What is one thing any new buyer of the updated 2019 MG 3 will not do with their car? Take it to a race track. So here we are then, at a race track about an hour and a bit out of Shanghai with a range of new MG vehicles, including the updated MG 3.
From the outside, it's certainly a better proposition than before. Where the old one looked a little too edgy and sharp without reason, the new design is more cohesive, with familiar flowing lines one would find on rivals such as the Suzuki Swift and Mazda2. The entire front face has been redone and the rear is one step closer to a Honda Jazz.
However you look at it when it comes to its exterior design, the Chinese company has moved up a step but it's really on the inside where there have been the more notable changes.
There have been substantial modifications to the dashboard and instrument cluster, with the integration of a nice 8.0-inch touchscreen infotainment system on the higher spec models. There is also a new steering wheel.
It feels more premium than before (but then, what wouldn't in comparison?), but we are talking about a car that currently has a starting price of $13,990, so in terms of value-for-money the updated MG 3 seems well and truly on the ball.
The powertrain has also been updated, with the 1.5-litre 'Plus' petrol engine boosting outputs from the current model's 78kW and 137Nm to a new 88kW at 6000rpm and 150Nm at 4500rpm. Perhaps most importantly for our market, the MY19 MG 3 will finally ditch the manual-only option in favour of an Aisin-sourced automatic transmission as standard.
Now you probably want to know how many gears it has (four), but to be perfectly fair on the car, given its powertrain and output, the four-speed automatic actually does a rather decent job of extracting its potential. Let's put it this way: we would rather be driving this MG 3 with the four-speed automatic than a continuously variable transmission.

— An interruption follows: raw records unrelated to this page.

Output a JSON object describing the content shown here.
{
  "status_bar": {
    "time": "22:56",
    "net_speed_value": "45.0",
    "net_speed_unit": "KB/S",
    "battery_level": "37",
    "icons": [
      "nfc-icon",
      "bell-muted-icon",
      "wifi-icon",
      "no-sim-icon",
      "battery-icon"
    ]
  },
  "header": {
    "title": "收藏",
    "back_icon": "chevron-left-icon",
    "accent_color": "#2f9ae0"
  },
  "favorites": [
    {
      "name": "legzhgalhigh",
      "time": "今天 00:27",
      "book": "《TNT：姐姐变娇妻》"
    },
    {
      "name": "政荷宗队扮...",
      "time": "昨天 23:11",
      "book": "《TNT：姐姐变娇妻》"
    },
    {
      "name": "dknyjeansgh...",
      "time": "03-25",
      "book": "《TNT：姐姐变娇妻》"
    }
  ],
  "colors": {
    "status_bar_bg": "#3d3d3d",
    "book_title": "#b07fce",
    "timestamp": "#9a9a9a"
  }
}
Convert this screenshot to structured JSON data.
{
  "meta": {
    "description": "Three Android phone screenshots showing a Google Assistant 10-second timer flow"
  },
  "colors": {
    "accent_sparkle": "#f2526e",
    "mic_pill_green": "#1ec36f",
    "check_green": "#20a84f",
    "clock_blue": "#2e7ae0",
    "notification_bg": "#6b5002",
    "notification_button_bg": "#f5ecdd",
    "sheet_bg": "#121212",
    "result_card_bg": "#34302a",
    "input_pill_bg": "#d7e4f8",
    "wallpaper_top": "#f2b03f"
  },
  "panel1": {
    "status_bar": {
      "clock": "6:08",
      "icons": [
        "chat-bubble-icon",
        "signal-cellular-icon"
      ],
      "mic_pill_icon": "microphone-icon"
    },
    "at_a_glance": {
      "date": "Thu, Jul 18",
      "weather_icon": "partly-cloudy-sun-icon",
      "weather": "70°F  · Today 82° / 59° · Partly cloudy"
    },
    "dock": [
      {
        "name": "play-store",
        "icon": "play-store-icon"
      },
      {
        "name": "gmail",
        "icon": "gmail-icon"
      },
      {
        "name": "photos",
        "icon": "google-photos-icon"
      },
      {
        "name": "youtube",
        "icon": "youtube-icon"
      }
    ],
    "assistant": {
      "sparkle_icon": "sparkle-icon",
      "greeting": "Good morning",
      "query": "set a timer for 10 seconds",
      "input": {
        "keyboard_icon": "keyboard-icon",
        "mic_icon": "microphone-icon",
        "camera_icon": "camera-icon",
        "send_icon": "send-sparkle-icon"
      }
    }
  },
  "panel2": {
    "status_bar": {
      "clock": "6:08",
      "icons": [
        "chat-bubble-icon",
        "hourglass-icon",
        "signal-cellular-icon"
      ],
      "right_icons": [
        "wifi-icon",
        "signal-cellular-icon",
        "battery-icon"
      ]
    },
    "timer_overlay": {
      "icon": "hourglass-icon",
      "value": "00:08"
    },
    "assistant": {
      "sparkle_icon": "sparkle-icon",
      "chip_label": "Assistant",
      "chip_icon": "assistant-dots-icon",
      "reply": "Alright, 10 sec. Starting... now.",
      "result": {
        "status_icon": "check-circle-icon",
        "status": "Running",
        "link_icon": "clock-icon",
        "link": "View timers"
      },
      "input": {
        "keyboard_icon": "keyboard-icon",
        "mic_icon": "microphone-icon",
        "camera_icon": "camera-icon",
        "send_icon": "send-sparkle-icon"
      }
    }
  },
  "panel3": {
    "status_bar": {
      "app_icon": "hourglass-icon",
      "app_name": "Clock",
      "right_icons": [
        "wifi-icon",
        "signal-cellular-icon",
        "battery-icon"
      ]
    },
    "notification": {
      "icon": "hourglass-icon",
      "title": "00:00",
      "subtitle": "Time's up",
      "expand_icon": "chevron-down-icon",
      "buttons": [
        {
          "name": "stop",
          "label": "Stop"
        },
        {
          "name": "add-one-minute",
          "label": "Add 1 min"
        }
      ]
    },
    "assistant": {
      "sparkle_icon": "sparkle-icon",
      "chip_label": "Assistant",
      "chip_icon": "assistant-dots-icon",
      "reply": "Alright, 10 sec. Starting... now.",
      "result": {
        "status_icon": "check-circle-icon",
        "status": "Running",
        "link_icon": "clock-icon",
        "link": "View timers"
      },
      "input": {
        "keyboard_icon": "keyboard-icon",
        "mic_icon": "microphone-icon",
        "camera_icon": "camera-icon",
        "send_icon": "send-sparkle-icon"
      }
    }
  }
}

We jumped inside and turned it on; the MG 3 is not a sports car or even a sporty car. Regardless of what colour option you pick for it, or what sporty body parts the company wishes to fit the vehicle, it remains a solid city car and not much else. This is a car that weighs about 1100kg without the driver, so add one or two passengers and the powertrain begins to struggle.
Out on the race track, we found the MG 3 lacking in dynamic ability. The steering, the brakes, the cornering ability... it was all okay, but if anything, driving it at speed and in anger highlighted how far the Chinese brand needs to go in order to compete with its Japanese and European rivals. It struggles to get up and go, and it certainly doesn't inspire much enthusiasm.
In MG's defence, we also drove the updated MG 6 and MG 6 hybrid and found both to be a significantly better driving experience, so we can see the progression the brand is making.
Nonetheless, there is a level of finesse that is lacking in the MG 3's core dynamic competency. No one buying this would ever bring it to a race track or drive it in anger, so, as a city car, we suspect it will do its intended job fairly well. We couldn't necessarily tell you if it rides well or otherwise – given the super smooth surfaces we drove it on – but it felt supple and supportive. The seats were comfortable and we found the seating position and steering wheel easy to get accustomed to (even without telescopic adjustment).
The MG 3 will happily accommodate four adults. It does have enough room front and rear to do so and, if you have young kids, the ISOFIX child-anchor points in the back will be of great use.
Of course, if the MG 3 had a safety rating of five stars, we would say here 'the car is not exactly best in class for any one particular attribute, but given the price, we couldn't think of a better first car or second runabout'. Alas, that is not the case. With a three-star safety rating that will carry through with the updated model, the MG 3 remains a choice on the fringes.
In saying that, with six airbags, electronic stability control, reversing camera and parking sensors, the MG 3 is certainly a choice that is on par, if not better, with a second-hand car from five years ago. And given the seven-year unlimited kilometre warranty, it's hard to make a case not to buy it if your alternative isn't new. It's also worth noting that the safety score for the MG 3 is poorest for pedestrian protection, and actually not too bad for adult and child protection.
We would, however, caution that this is primarily a car for urban commutes. We suspect it will not be an enjoyable experience on Australia's vast highways or country roads.
The new MG 3 launches in Australia around August and we will bring you a more in-depth review once we have driven it on local soil. For now, though, if you're looking to buy a car for around 15k, the little MG might be worth the wait.